Division of Experimental Therapeutics, Department of Psychiatry, Columbia University Medical Center, New York, NY, USA.
Program in Cognitive Neuroscience and Schizophrenia, Nathan Kline Institute, Orangeburg, NY, USA.
Neuropsychopharmacology. 2018 Feb;43(3):571-582. doi: 10.1038/npp.2017.176. Epub 2017 Aug 17.
Deficits in the generation of auditory mismatch negativity (MMN) generation are among the most widely replicated neurophysiological abnormalities in schizophrenia and are linked to underlying dysfunction of N-methyl-D-aspartate receptor (NMDAR)-mediated neurotransmission. Here, we evaluate physiological properties of rodent MMN, along with sensitivity to NMDAR agonist and antagonist treatments, relative to known patterns of dysfunction in schizophrenia. Epidural neurophysiological responses to frequency and duration deviants, along with responses to standard stimuli, were obtained at baseline and following 2 and 4 weeks' treatment in rats treated with saline, phencyclidine (PCP, 15 mg/kg/d by osmotic minipump), or PCP+glycine (16% by weight diet) interventions. Responses were analyzed using both event-related potential (ERP) and neuro-oscillatory (evoked power) approaches. At baseline, rodent duration MMN was associated with increased theta (θ)-frequency response similar to that observed in humans. PCP significantly reduced rodent duration MMN (p<0.001) and θ-band (p<0.01) response. PCP effects were prevented by concurrent glycine treatment (p<0.01 vs PCP alone). Effects related to stimulus-specific adaptation (SSA) were observed primarily in the alpha (α) and beta (β) frequency ranges. PCP treatment also significantly reduced α-frequency response to standard stimuli while increasing θ-band response, reproducing the pattern of deficit observed in schizophrenia. Overall, we demonstrate that rodent duration MMN shows neuro-oscillatory signature similar to human MMN, along with sensitivity to the NMDAR antagonist and agonist administration.

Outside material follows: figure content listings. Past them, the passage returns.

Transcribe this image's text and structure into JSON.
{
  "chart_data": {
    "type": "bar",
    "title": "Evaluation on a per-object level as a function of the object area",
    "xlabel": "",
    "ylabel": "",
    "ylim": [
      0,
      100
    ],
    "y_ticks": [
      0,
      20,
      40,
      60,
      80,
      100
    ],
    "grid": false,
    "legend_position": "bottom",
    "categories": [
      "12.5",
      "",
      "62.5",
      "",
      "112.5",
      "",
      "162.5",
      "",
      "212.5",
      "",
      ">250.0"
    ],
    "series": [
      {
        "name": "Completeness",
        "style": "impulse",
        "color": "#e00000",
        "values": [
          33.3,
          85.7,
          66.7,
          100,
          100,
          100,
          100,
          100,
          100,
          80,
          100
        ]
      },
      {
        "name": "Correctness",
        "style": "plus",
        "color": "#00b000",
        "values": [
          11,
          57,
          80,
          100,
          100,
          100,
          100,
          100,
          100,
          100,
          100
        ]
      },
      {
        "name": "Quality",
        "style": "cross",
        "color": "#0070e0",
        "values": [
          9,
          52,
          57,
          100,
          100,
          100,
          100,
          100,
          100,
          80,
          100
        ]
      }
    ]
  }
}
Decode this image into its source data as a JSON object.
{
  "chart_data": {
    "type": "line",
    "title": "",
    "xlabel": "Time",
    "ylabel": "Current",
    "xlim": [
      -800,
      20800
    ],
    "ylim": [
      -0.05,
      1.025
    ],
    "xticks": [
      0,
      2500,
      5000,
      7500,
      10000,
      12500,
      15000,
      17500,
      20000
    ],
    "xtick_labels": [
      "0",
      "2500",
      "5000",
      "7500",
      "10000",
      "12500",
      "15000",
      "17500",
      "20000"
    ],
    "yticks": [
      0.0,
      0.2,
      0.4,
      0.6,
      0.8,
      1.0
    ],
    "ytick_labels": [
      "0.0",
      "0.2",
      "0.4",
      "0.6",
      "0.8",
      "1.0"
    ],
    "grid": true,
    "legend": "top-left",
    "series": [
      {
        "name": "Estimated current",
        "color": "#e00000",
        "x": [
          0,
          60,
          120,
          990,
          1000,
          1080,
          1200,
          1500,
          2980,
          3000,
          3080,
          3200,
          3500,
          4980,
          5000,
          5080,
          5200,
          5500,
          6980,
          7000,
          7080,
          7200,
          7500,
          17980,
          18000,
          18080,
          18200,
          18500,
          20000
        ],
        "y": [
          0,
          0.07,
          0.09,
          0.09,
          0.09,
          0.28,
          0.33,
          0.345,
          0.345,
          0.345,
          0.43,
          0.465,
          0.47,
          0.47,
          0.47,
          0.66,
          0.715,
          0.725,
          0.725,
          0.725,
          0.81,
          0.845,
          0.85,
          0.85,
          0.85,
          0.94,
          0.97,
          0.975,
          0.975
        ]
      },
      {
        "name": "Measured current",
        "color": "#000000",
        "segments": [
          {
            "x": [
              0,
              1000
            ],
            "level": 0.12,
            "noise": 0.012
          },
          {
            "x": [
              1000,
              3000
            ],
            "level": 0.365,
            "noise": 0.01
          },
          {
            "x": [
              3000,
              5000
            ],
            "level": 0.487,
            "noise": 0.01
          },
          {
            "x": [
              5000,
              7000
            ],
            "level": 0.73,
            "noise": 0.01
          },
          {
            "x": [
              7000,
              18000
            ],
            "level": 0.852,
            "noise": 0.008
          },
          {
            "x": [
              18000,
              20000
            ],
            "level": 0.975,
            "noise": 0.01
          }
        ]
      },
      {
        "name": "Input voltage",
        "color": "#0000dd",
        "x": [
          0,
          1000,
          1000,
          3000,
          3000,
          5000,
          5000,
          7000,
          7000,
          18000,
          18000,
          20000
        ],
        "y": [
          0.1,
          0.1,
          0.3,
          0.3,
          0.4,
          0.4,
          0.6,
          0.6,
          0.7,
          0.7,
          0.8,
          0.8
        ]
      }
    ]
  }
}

These findings reinforce recent human studies linking MMN deficits to θ-band neuro-oscillatory dysfunction and support utility of rodent duration MMN as a translational biomarker for investigation of mechanisms underlying impaired local circuit function in schizophrenia.

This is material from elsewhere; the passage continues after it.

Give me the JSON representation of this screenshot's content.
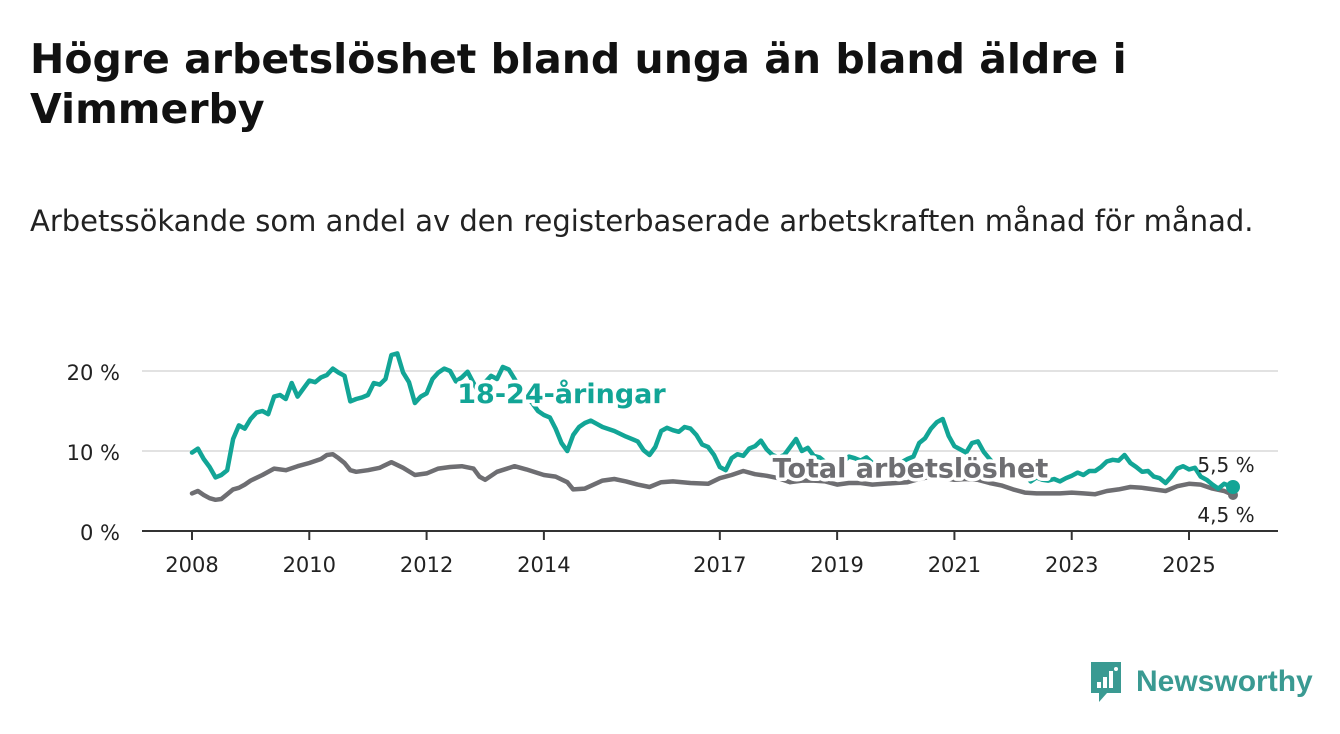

听觉失匹配负波(MMN)产生缺陷是精神分裂症中最广泛复制的神经生理异常之一,与 N-甲基-D-天冬氨酸受体(NMDAR)介导的神经传递功能障碍有关。在这里,我们评估了啮齿动物 MMN 的生理特性,以及对 NMDAR 激动剂和拮抗剂治疗的敏感性,与精神分裂症已知的功能障碍模式相对应。在使用盐水、苯环利定(PCP,15mg/kg/d 通过渗透微型泵)或 PCP+甘氨酸(16%重量饮食)干预治疗的大鼠中,在基线和治疗 2 周和 4 周后,获得了对频率和持续时间偏差的硬膜外神经生理反应,以及对标准刺激的反应。使用事件相关电位(ERP)和神经振荡(诱发功率)方法分析了反应。在基线时,啮齿动物持续时间 MMN 与增加的θ(θ)频率反应有关,类似于在人类中观察到的反应。PCP 显著降低了啮齿动物持续时间 MMN(p<0.001)和θ带(p<0.01)反应。同时给予甘氨酸治疗可预防 PCP 的作用(p<0.01 与 PCP 单独治疗相比)。与刺激特异性适应(SSA)相关的效应主要发生在α(α)和β(β)频率范围内。PCP 治疗还显著降低了标准刺激的α-频率反应,同时增加了θ 带反应,再现了在精神分裂症中观察到的缺陷模式。总的来说,我们证明了啮齿动物持续时间 MMN 表现出与人类 MMN 相似的神经振荡特征,并且对 NMDAR 拮抗剂和激动剂的给药敏感。这些发现加强了最近将 MMN 缺陷与θ 带神经振荡功能障碍联系起来的人类研究,并支持使用啮齿动物持续时间 MMN 作为一种转化生物标志物,用于研究精神分裂症中局部回路功能受损的机制。